Somme théologique — La secunda secundae

90. L'ADJURATION

Il faut maintenant étudier l'emploi du nom divin par manière d'adjuration.

  1. Est-il permis d'employer l'adjuration à l'égard des hommes ?
  2. Des démons ?
  3. Des créatures privées de raison ?

1. Est-il permis d'employer l'adjuration à l'égard des hommes ?

Objections

1. Nous voyons que non, par ce texte d'Origène : « J’estime que celui qui veut vivre selon l'Évangile ne doit point user d'adjuration à l'égard d'un autre homme. S'il n'est pas permis de jurer à celui qui veut suivre les commandements évangéliques du Christ, il est clair qu'il ne l'est pas davantage d'adjurer quelqu'un. L'on voit bien par là que le prince des prêtres pécha en adjurant jésus au nom du Dieu vivant. »

2. Celui qui adjure quelqu'un le force à agir. Mais il n'est pas permis de forcer quelqu'un à agir contre son gré. Il n'est donc pas permis d'adjurer quelqu'un de faire quelque chose.

3. Adjurer c'est étymologiquement induire quelqu'un à jurer. Or cela appartient aux supérieurs, qui peuvent imposer à leurs inférieurs le serment. Les inférieurs ne peuvent donc adjurer leurs supérieurs.

En sens contraire, nous usons d'obsécration envers Dieu même, quand nous le supplions au nom de choses saintes. De même l'Apôtre « exhorte » les fidèles « au nom de la miséricorde divine » (Romains 12.1), et c'est là une manière d'adjuration. Il est donc permis d'adjurer les autres.

Réponse

Jurer dans le cas du serment de promesse c'est user de son respect envers le nom divin, invoqué en confirmation de la promesse, pour s'obliger à accomplir celle-ci ; c'est en somme s'ordonner soi-même immuablement à accomplir une chose. Si l'on peut ainsi s'ordonner soi-même à faire quelque chose, on peut également y ordonner autrui : par la prière s'il nous est supérieur ; par le commandement s'il nous est inférieur. Lorsque l'on confirme l'une de ces ordinations par l'appel au divin, il y a adjuration. L'homme est maître de ses actes, mais non de ce que doivent faire les autres. C'est pourquoi il peut s'imposer une obligation en faisant appel au nom divin, mais il ne peut imposer pareille exigence à autrui, à moins qu'il ne s'agisse de ses sujets, qu'on peut contraindre en vertu d'un serment.

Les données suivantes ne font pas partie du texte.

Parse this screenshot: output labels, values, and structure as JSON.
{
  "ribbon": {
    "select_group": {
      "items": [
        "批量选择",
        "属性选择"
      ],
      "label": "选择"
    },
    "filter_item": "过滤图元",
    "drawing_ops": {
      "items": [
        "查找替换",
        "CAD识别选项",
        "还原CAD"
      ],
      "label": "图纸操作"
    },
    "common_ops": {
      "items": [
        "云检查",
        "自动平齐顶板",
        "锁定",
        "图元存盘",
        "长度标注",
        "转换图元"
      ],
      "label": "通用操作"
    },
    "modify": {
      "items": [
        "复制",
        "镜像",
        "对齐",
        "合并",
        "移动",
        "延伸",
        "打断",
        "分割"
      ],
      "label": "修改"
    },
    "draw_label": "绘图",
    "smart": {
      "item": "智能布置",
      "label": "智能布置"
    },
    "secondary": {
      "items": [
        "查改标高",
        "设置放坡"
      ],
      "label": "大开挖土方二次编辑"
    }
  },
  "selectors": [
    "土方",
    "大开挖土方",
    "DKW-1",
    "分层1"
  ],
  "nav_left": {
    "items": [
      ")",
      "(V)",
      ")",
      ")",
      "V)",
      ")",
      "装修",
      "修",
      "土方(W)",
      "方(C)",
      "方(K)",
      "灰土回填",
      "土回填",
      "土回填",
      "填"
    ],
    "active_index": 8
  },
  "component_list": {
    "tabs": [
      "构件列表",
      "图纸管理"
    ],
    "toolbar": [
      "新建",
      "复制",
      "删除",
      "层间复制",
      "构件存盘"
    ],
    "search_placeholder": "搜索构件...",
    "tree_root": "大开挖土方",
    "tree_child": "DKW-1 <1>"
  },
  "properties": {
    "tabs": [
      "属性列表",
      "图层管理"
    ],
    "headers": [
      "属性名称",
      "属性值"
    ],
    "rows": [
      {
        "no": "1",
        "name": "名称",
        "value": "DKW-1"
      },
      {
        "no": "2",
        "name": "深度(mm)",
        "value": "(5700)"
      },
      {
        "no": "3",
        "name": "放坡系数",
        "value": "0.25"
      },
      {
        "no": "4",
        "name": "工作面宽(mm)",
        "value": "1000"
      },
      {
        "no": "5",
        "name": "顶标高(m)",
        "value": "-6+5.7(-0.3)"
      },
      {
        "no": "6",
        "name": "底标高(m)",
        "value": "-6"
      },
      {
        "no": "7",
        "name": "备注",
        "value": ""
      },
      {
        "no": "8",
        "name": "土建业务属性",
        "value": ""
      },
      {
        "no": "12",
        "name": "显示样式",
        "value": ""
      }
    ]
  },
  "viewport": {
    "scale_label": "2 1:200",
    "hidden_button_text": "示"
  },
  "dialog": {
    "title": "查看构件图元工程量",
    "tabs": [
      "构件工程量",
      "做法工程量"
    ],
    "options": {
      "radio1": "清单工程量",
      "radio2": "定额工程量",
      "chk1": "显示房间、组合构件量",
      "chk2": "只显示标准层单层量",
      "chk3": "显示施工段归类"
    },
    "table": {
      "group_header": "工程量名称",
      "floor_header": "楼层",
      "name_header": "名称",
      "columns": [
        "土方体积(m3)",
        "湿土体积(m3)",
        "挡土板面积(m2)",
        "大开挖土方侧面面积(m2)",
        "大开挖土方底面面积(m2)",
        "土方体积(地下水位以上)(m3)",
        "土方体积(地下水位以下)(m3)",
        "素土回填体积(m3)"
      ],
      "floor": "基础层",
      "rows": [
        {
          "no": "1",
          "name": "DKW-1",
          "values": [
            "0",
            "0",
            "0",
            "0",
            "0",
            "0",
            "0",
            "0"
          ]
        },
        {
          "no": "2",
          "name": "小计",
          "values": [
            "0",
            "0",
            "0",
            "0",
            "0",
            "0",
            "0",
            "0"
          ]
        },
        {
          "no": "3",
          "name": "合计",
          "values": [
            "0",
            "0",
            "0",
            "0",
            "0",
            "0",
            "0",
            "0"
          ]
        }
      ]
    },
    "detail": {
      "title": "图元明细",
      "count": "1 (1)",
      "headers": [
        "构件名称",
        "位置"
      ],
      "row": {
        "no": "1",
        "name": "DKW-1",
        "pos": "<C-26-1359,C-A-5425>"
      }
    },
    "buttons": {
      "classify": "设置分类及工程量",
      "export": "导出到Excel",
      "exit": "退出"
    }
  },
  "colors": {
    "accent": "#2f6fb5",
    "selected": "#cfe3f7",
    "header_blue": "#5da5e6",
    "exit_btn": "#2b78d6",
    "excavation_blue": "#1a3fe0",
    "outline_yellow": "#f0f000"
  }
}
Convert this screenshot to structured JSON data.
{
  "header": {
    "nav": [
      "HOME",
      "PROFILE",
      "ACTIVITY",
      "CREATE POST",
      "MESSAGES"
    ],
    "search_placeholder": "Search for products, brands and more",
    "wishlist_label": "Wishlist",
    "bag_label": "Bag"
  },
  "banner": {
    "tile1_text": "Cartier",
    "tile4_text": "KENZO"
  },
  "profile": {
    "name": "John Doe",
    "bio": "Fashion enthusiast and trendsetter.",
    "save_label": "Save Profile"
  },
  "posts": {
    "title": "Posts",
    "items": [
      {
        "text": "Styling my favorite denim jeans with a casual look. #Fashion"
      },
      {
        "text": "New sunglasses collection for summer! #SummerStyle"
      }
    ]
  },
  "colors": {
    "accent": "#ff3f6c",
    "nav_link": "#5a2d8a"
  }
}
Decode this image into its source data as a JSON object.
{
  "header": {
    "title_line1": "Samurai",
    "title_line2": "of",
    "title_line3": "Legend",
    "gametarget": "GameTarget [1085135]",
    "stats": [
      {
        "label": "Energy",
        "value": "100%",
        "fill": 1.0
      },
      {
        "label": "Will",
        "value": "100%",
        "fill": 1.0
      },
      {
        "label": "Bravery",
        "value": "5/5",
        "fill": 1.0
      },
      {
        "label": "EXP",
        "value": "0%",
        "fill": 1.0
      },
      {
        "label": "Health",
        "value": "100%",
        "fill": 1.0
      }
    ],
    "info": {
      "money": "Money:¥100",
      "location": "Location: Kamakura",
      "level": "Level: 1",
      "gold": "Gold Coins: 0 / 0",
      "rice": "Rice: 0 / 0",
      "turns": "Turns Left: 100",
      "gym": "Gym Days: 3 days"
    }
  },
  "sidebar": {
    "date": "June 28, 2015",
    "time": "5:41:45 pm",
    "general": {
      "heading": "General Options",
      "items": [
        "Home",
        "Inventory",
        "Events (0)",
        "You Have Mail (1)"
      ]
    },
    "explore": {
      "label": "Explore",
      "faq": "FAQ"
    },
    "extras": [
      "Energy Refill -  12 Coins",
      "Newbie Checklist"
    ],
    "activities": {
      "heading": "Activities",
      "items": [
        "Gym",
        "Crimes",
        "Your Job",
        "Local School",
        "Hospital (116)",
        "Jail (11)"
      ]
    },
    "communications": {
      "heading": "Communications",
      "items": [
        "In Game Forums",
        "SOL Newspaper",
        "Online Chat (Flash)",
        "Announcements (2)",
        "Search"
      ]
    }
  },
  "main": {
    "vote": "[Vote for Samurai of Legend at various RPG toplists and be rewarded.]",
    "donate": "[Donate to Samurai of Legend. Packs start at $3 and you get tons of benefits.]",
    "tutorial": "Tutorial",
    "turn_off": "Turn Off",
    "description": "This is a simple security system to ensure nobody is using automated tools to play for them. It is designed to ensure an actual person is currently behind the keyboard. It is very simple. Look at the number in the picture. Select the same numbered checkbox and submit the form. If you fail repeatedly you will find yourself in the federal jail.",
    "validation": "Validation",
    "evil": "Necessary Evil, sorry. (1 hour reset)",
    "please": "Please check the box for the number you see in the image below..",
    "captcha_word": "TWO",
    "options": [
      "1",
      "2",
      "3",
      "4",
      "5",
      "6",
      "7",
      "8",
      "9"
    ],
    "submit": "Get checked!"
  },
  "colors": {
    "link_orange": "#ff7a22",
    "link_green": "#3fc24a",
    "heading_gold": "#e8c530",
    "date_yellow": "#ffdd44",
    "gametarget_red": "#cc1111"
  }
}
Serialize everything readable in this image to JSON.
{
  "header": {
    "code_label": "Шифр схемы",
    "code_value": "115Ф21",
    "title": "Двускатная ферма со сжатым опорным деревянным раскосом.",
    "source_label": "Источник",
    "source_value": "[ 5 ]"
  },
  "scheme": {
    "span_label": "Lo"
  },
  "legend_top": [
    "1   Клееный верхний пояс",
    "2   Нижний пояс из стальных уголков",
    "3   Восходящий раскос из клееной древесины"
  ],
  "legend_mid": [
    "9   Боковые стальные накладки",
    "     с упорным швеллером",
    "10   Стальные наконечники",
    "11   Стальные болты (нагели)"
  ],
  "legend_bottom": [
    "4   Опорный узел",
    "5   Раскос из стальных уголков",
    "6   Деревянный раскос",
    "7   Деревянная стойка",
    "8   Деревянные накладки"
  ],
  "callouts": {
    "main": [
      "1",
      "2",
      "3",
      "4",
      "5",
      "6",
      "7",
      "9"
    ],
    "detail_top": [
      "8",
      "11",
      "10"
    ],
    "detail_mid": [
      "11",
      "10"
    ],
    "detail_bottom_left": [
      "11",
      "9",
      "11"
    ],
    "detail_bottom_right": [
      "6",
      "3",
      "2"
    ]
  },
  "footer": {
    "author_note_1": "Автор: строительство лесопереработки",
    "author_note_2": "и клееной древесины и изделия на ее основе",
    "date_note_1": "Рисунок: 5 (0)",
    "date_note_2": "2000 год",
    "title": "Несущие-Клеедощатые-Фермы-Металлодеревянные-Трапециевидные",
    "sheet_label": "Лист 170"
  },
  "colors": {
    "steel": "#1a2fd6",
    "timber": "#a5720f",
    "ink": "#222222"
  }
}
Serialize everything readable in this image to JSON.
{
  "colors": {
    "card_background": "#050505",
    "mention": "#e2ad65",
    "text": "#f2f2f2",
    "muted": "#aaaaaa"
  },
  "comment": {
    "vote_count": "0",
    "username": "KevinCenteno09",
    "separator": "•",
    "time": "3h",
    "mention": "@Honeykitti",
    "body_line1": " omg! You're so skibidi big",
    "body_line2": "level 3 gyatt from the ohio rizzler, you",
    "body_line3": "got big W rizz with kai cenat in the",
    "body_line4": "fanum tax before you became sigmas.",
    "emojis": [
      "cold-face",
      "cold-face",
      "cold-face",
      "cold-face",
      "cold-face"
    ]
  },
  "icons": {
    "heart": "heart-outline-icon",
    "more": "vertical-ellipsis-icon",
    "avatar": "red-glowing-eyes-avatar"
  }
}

Faire appel au nom divin ou à quelque réalité sainte, pour adjurer quelqu'un sur qui l'on n'a pas d'autorité, si on entend l'obliger comme on s'oblige soi-même par serment, une telle adjuration est illicite parce qu’elle s'arroge sur autrui un pouvoir quelle n'a pas. En cas de nécessité, cependant, les supérieurs peuvent contraindre les inférieurs par une adjuration de ce genre. Mais si l'on entend simplement, par le respect dû au nom de Dieu et aux réalités saintes, obtenir quelque chose de quelqu'un, sans le forcer, c'est là une forme d’adjuration permise à l'égard de n'importe qui.

Solutions

1. Origène parle de l'adjuration où l'on entend imposer à quelqu'un une stricte obligation, comme celle qu'on s'impose à soi-même en jurant. C'est en effet ainsi que le prince des prêtres osa adjurer le Seigneur Jésus Christ.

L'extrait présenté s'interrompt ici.